Although its transportation ventures hog the spotlight now, the studio, a privately held firm that employs 25 people, also dabbles in marine, consumer and medical products. Robrady (pronounced Roe-brady) collected a 2005 IDEA Gold award for medical and scientific equipment product design from the Industrial Designers Society of America and BusinessWeek. Brady's studio partnered with GMP Wireless Medicine and others to create GMP's award-winning LifeSync wireless ECG system, the first of its kind, which uses Bluetooth technology to transmit data from the electrodes on the patient to an electrocardiogram monitor.

"With LifeSync, we [encountered] some FDA regulations in regards to water intrusion with a medical device's electronics," says Brady. "The only thing that could make it more complex was if it had to go into space."

DOCTORS CUT THE CORD
JCR Systems, which won Sarasota's 2005 Technology Company of the Year award, offers lots of IT solutions for businesses, but the one that has everyone talking right now is the customized wireless tablet PC systems for doctors.

Computer tablets have been around for a while, but maturing wireless technology and shrinking laptops are making these lightweight PCs, about the size of a clipboard and as simple in style as an Etch-A-Sketch, more appealing to doctors. Instead of scribbling notes on a patients chart, the doctor can write directly on the screen with a special pen, and the notes are transcribed automatically and saved to a secure server.

Because they're mobile, the doctor can take them from one examining room to another, and the wireless connection allows access to the main database of records from anywhere in the office. Doctors also use them to search databases for drug interactions before they prescribe a medicine.

JCR Systems CEO Ric Roggero says the medical profession likes the convenience and the time- and money-saving benefits of the mobile tech tablets since they don't need to hire someone to type in the handwritten notes into a computer. Plus, all those metal filing cabinets can be sold on eBay.

TYING ONE ON
Making orthodontic braces both safer and cooler for teen-agers seems like an impossible task, but Manatee County's Glenroe Technologies may have done just that. Glenroe, acquired in May by NASDAQ-traded Dentsply, the world's largest professional dental products company, manufactures more ligature ties than any of its competitors. (Ligature ties wrap around the metal bracket on a patient's tooth to hold the wire in place.)

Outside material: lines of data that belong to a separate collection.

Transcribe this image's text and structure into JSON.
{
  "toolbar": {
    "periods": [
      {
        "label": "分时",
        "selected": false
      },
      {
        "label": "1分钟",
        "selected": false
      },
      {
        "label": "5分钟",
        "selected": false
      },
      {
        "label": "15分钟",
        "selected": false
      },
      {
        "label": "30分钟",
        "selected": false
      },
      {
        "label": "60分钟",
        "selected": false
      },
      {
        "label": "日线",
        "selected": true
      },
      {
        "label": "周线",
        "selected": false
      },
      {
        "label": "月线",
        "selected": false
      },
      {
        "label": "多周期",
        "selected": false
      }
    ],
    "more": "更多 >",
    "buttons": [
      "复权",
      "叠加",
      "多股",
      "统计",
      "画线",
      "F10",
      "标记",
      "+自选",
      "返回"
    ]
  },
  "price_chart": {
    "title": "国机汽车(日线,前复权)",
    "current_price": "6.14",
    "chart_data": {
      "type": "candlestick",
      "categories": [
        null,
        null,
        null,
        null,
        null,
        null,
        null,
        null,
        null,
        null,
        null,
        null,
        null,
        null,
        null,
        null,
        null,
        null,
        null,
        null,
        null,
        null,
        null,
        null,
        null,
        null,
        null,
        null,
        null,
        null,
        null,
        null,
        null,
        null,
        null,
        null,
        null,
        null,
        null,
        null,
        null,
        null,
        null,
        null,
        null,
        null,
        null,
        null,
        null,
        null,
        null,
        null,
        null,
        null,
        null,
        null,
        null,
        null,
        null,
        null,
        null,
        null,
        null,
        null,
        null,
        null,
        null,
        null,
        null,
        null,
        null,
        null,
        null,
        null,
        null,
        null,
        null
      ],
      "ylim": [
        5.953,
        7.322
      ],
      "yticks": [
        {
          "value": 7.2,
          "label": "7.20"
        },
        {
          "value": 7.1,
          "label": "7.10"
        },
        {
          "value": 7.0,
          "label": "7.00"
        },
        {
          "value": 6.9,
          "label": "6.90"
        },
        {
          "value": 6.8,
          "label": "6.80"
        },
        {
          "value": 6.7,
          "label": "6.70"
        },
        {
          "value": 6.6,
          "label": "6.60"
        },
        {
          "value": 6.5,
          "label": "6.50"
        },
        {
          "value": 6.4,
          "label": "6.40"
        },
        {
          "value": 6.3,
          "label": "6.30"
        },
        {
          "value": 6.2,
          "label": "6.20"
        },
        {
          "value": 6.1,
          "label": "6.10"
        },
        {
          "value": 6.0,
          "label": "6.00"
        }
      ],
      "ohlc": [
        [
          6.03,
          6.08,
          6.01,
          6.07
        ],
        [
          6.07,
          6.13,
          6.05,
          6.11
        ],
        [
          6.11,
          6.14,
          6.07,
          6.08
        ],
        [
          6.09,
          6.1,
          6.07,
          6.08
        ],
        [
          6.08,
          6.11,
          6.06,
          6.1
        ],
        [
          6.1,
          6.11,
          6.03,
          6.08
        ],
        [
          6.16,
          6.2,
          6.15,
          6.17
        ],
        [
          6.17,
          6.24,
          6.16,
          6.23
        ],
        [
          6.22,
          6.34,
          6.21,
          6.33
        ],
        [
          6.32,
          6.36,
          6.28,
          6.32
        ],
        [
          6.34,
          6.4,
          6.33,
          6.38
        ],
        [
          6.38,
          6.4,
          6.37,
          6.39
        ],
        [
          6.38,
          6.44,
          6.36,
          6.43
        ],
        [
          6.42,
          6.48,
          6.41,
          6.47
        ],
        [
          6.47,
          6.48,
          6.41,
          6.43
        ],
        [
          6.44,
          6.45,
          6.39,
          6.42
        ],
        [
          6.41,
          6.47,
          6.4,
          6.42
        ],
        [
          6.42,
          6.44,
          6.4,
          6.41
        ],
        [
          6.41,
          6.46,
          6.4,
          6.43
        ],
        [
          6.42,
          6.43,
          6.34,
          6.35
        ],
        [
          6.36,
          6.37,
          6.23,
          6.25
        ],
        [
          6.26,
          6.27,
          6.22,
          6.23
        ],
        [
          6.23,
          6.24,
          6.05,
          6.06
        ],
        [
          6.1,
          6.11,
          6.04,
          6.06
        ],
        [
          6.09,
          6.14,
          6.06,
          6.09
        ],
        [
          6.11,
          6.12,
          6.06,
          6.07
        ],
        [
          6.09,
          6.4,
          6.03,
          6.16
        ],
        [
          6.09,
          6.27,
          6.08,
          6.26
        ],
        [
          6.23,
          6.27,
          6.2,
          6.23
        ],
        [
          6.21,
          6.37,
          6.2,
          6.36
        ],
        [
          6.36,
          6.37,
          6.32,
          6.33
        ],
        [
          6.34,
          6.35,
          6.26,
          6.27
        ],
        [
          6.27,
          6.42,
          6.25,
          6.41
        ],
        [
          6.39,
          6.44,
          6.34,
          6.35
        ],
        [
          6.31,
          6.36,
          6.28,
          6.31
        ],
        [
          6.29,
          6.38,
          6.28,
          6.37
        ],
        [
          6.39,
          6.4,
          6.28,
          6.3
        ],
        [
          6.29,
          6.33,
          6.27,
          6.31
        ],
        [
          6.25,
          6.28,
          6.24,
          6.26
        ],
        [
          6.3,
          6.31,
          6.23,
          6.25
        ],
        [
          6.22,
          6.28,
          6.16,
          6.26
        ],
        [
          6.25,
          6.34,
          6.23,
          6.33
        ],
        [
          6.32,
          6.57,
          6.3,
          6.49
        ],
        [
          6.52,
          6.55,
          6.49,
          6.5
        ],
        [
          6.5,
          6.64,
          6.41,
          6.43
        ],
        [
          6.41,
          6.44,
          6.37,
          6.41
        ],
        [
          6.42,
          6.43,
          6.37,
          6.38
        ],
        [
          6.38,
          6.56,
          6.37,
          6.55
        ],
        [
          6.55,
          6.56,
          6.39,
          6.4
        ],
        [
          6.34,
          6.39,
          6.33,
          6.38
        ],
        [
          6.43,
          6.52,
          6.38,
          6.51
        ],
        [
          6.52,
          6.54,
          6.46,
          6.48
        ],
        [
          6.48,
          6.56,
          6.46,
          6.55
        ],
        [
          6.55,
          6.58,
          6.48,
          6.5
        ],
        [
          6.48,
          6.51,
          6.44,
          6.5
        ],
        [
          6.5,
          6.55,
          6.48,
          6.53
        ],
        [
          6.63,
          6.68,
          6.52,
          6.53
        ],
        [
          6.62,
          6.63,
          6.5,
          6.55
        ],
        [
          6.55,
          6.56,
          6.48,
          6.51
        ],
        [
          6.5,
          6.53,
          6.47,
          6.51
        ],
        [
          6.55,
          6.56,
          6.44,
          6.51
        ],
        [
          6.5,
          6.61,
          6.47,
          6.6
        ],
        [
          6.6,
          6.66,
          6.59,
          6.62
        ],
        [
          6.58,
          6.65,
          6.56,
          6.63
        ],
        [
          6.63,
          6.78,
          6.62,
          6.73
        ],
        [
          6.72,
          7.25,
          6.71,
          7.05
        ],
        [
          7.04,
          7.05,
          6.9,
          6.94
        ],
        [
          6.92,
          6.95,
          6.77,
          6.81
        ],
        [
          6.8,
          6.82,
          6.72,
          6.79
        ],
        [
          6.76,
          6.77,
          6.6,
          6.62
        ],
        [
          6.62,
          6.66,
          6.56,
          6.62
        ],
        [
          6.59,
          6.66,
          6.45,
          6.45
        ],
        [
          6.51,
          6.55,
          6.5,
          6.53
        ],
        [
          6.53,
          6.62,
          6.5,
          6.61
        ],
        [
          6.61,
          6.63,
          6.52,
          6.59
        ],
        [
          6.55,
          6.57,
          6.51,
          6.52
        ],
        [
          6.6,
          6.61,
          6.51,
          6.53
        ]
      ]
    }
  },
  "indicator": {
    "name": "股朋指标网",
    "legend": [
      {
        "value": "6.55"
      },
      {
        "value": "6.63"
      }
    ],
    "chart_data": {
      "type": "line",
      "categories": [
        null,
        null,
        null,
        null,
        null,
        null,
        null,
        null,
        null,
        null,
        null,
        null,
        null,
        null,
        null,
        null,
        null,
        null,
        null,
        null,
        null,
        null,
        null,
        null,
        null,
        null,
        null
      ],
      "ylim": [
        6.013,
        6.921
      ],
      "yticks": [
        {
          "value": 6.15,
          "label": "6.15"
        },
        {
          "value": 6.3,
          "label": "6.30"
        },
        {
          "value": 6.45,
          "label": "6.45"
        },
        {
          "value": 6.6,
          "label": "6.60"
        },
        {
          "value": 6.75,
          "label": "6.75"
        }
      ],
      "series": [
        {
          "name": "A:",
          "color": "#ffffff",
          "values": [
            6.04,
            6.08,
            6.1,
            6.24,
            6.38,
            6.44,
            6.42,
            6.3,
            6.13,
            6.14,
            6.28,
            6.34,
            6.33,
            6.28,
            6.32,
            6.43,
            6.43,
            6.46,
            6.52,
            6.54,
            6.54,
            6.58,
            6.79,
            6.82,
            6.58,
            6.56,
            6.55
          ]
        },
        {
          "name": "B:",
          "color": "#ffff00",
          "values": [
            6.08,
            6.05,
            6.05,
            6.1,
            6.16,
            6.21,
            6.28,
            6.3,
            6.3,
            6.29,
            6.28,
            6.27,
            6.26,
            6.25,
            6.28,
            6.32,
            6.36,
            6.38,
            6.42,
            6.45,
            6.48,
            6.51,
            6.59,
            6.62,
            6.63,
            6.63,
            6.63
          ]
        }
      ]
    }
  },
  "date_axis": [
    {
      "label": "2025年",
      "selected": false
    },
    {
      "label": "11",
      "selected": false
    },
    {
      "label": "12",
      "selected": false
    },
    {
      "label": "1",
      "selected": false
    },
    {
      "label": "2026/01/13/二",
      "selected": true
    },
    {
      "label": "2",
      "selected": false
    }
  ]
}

Glenroe, with 110 of its 140 employees in Manatee County, was the first company to offer colored ties. It's a phenomenon that quickly caught on with kids. "Because the majority of patients are in middle-school and teen-age years, they like to get the colors," says Amy Pardo, Glenroe's regulatory affairs manager. "If you went to Manatee High, you'd get the red and white ties." The company's "craziest" color? "Barbie Pink," says Pardo.

Besides being stylish, Glenroe says its non-latex ties represent the safer choice for orthodontists. "If you're an orthodontist, and you don't know if your patient has a latex allergy or not," Pardo says, "doesn't it make sense to give them non-latex elastics?"